Round 4, No. 113 overall: Justice Hill, RB, Oklahoma State
My take: The Ravens continue their trend of building a speedy supporting cast around quarterback Lamar Jackson, selecting the fastest running back at the NFL combine. Justice Hill, who ran the 40 in 4.40 seconds, is the type of home run back that coach John Harbaugh wanted heading into the draft. His explosiveness complements the power running styles of Mark Ingram and Gus Edwards. He produced 13 games with 100-plus rushing yards over the last two seasons, tied with Iowa State's David Montgomery for most in the Big 12. Hill joins wide receivers Marquise Brown and Miles Boykin in a draft where Baltimore has focused on upgrading its offensive skill positions. This marks the first time that the Ravens have ever drafted a player from Oklahoma State.
Round 4, No. 123 overall: Ben Powers, OG, Oklahoma
My take: The Ravens watched a lot of their coveted interior linemen get drafted in the second and third rounds, so they waited until the fourth round to address one of the biggest needs on the team. Powers will have a chance to compete for the starting left guard job immediately. Baltimore is looking to upgrade that spot after the struggles and injuries to Alex Lewis, who was the 67th graded guard by Pro Football Focus. The Ravens love Oklahoma players, and Powers is fourth Sooner to get taken by Baltimore in the last two drafts. Powers is close friends with Orlando Brown Jr., the Ravens' starting right tackle last year. ESPN's Todd McShay projects Powers to be a starting NFL guard.
Round 4, No. 127 overall: Iman Marshall, CB, USC
My take: Marshall brings a lot of size and experience at cornerback, which was a sneaky need for Baltimore. Jimmy Smith is in the final year of his contract, and Brandon Carr turns 33 in May. The Ravens love Marshall's ability to play the ball (36 pass breakups) and physicality in tackling. Where Marshall has to improve upon is penalties. He was flagged 16 times the past two seasons. Marshall also has no interceptions the last two years. The addition of Marshall continues a trend for Baltimore. The Ravens have selected six cornerbacks in the last five drafts, and four have been taken in the fourth round.

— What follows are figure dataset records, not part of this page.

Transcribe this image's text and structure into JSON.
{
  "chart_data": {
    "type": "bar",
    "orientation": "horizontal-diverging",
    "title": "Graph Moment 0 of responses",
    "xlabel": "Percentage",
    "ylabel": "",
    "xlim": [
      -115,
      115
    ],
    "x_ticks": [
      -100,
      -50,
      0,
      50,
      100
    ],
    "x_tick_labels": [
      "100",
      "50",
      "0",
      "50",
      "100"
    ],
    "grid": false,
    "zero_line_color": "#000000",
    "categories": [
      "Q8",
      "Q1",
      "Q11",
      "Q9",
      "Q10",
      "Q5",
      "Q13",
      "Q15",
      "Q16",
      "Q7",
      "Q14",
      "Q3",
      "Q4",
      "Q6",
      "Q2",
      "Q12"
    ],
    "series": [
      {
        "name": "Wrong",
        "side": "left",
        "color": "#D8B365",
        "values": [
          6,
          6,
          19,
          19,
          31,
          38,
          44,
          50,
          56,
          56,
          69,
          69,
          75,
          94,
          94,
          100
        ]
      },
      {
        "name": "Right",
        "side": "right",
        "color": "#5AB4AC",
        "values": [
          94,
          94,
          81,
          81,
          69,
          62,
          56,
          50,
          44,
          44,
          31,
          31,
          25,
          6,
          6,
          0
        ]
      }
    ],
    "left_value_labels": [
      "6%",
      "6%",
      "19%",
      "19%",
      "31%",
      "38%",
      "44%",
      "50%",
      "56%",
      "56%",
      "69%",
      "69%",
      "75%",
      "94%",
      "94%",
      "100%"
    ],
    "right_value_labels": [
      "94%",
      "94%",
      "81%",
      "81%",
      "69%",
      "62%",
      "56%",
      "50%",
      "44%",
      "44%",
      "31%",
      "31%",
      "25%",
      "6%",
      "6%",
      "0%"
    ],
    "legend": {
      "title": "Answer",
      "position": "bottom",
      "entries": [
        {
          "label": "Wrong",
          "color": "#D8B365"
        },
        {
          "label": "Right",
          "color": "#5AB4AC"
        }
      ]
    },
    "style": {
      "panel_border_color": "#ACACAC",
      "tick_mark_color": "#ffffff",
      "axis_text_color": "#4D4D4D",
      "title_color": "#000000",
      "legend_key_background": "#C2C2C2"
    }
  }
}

Round 5, No. 160 overall: Daylon Mack, DT, Texas A&M
My take: The Ravens bolster their depth on the defensive front with Mack, a massive space-eater who was largely an underachiever in college. The No. 6 recruit entering Texas A&M, Mack struggled with stamina before an impressive season last year. He recorded 5.5 sacks and 9.5 tackles for loss. The Ravens needed to add some talent to the middle of the defensive line because Michael Pierce is entering the final year of his contract and Willie Henry is coming off a season in which he was limited to three games because of abdomen and back injuries.
Round 6, No. 197 overall: Trace McSorley, QB, Penn State
My take: The Ravens drafted their No. 3 quarterback and perhaps the next Taysom Hill, using their final pick of the draft on McSorley. While Baltimore sees McSorley as a quarterback first, Penn State’s all-time leading passer might have to play different roles such as Hill did last season for the New Orleans Saints. McSorley, who was the fastest quarterback at the NFL combine, might have to excel in a do-it-all role to make the Ravens’ 53-man roster behind quarterbacks Lamar Jackson and Robert Griffin III. Baltimore has only carried three quarterbacks in the regular season once in the past nine seasons. McSorley finished as the career record-holder at Penn State for wins (31), completions (720), passing yards (9,899), touchdown passes (77) as well as rushing yards (1,697) and rushing touchdowns (30) by a quarterback. But there has been skepticism whether he can play quarterback in the NFL because of his lack of size (6 feet) and inconsistency throwing the ball (59.2 percent for his college career).